As his poll numbers have worsened, Trump has blamed the messengers, portraying surveys that show him losing as “SUPPRESSION POLLS,” and assuring his supporters that “we are winning.”
After a CNN national poll released earlier this month showed Trump trailing Biden by 14 points, the president’s campaign demanded that the cable network retract it and issue an apology.
"It's a stunt and a phony poll to cause voter suppression, stifle momentum and enthusiasm for the President, and present a false view generally of the actual support across America for the President," a letter to CNN signed by the campaign’s senior legal adviser Jenna Ellis and COO Michael Glassner stated.
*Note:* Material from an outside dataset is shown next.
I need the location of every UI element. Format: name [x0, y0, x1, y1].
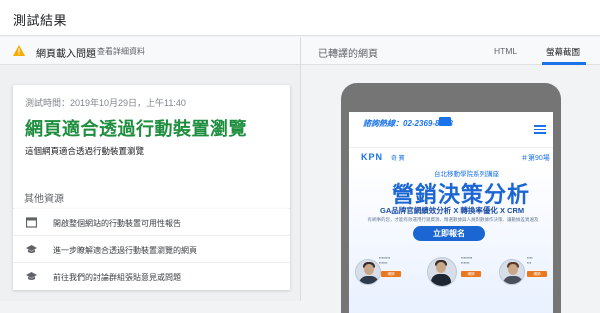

All polls contain a margin of error, because they are based on interviews with a subset of voters, chosen to be representative of the electorate as a whole but who may or may not accurately reflect the entire nation. On its website, the Pew Research Center explains:
“Because surveys only talk to a sample of the population, we know that the result probably won’t exactly match the ‘true’ result that we would get if we interviewed everyone in the population. The margin of sampling error describes how close we can reasonably expect a survey result to fall relative to the true population value. A margin of error of plus or minus 3 percentage points at the 95% confidence level means that if we fielded the same survey 100 times, we would expect the result to be within 3 percentage points of the true population value 95 of those times.”
While Trump and his supporters often cite the 2016 presidential election results to show that polls cannot be trusted, an analysis by FiveThirtyEight found that general election polls from that year “were about as accurate as polls of presidential elections have been on average since 1972.”
And, as they say in politics, the only poll that counts is the one on Election Day — by citizens who actually get out and vote.